First of all I would define a subroutine that will update the bin count, so in the loop you will just call this subroutine.
do j=1,4000
read(7,*) a, b, c, d, e
call update_bin_count(a, bina, lower, upper)
call update_bin_count(b, binb, lower, upper)
call update_bin_count(c, binc, lower, upper)
call update_bin_count(d, bind, lower, upper)
call update_bin_count(e, bine, lower, upper)
end do
As suggested before I will use:
bin = 20.0*(b(k)-(-3.0))/(3.0-(-3.0))+1
if(bin>=1 .and. bin <=20) binb(bin) = binb(bin) +1
inside the update_bin_count if the bins are regular, otherwise a simple loop will be fine:
subroutine update_bin_count(v, bin, lower, upper)

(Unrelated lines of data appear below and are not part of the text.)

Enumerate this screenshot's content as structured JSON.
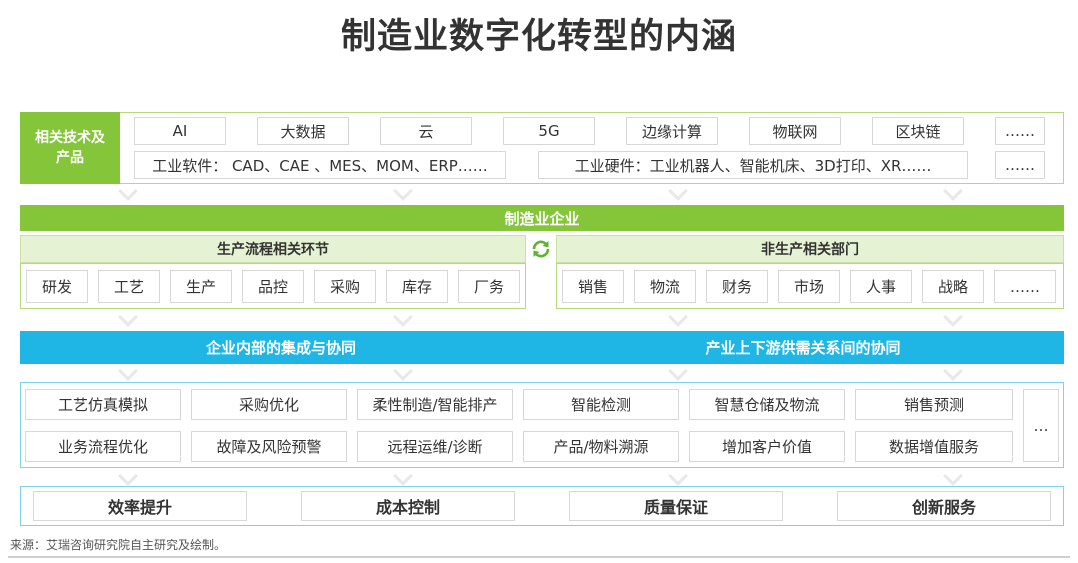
{
  "title": "制造业数字化转型的内涵",
  "tech": {
    "label": "相关技术及产品",
    "row1": [
      "AI",
      "大数据",
      "云",
      "5G",
      "边缘计算",
      "物联网",
      "区块链",
      "……"
    ],
    "software": "工业软件：  CAD、CAE 、MES、MOM、ERP……",
    "hardware": "工业硬件：工业机器人、智能机床、3D打印、XR……",
    "row2_more": "……"
  },
  "enterprise": {
    "title": "制造业企业",
    "production_title": "生产流程相关环节",
    "production_items": [
      "研发",
      "工艺",
      "生产",
      "品控",
      "采购",
      "库存",
      "厂务"
    ],
    "nonprod_title": "非生产相关部门",
    "nonprod_items": [
      "销售",
      "物流",
      "财务",
      "市场",
      "人事",
      "战略",
      "……"
    ],
    "sync_icon": "refresh-cycle-icon"
  },
  "collab": {
    "internal": "企业内部的集成与协同",
    "external": "产业上下游供需关系间的协同"
  },
  "apps": {
    "row1": [
      "工艺仿真模拟",
      "采购优化",
      "柔性制造/智能排产",
      "智能检测",
      "智慧仓储及物流",
      "销售预测"
    ],
    "row2": [
      "业务流程优化",
      "故障及风险预警",
      "远程运维/诊断",
      "产品/物料溯源",
      "增加客户价值",
      "数据增值服务"
    ],
    "more": "…"
  },
  "outcomes": [
    "效率提升",
    "成本控制",
    "质量保证",
    "创新服务"
  ],
  "footer": "来源：艾瑞咨询研究院自主研究及绘制。",
  "colors": {
    "green": "#84c53a",
    "light_green": "#e6f2d4",
    "blue": "#1fb6e6",
    "border": "#d8d8d8"
  }
}
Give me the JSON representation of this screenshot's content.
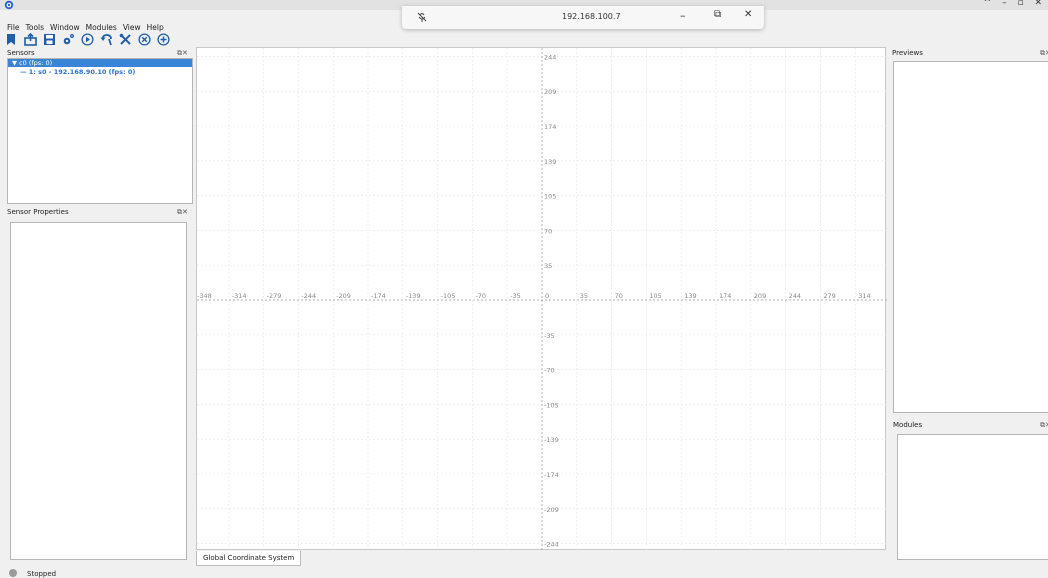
{
  "window": {
    "controls": [
      "^",
      "–",
      "▫",
      "✕"
    ]
  },
  "remote_bar": {
    "ip": "192.168.100.7",
    "minimize": "–",
    "restore": "⧉",
    "close": "✕"
  },
  "menu": [
    "File",
    "Tools",
    "Window",
    "Modules",
    "View",
    "Help"
  ],
  "toolbar": [
    "bookmark-icon",
    "export-icon",
    "save-icon",
    "settings-icon",
    "play-icon",
    "undo-icon",
    "tools-icon",
    "stop-icon",
    "add-icon"
  ],
  "sensors": {
    "title": "Sensors",
    "tree": [
      {
        "label": "c0 (fps: 0)",
        "selected": true
      },
      {
        "label": "1: s0 - 192.168.90.10 (fps: 0)",
        "selected": false
      }
    ]
  },
  "sensor_properties": {
    "title": "Sensor Properties"
  },
  "previews": {
    "title": "Previews"
  },
  "modules": {
    "title": "Modules"
  },
  "dock_buttons": "⧉✕",
  "plot": {
    "tab_label": "Global Coordinate System",
    "x_ticks": [
      "-348",
      "-314",
      "-279",
      "-244",
      "-209",
      "-174",
      "-139",
      "-105",
      "-70",
      "-35",
      "0",
      "35",
      "70",
      "105",
      "139",
      "174",
      "209",
      "244",
      "279",
      "314"
    ],
    "y_ticks": [
      "244",
      "209",
      "174",
      "139",
      "105",
      "70",
      "35",
      "-35",
      "-70",
      "-105",
      "-139",
      "-174",
      "-209",
      "-244"
    ]
  },
  "status": {
    "text": "Stopped"
  },
  "colors": {
    "selection": "#3a84d8",
    "link": "#2a6fd0",
    "toolbar_blue": "#1f5fa8"
  }
}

real v, bin(:), lower(:), upper(:)
integer :: i
do i = 1, size(bin)
if (v >= lower(i) .and. v < upper(i)) then
bin(i) = bin(i) + 1
exit
endif
enddo
end subroutine
The routine should be inside a module otherwise is not going to work as it is using assumed shape arrays.
By the way, every Fortran routine should be defined inside a module in a new software.
Now this is scaling as the number of elements by the number of bins as you can see.
If you have a huge number of elements and a huge number of irregular bins, you may need a different algorithm.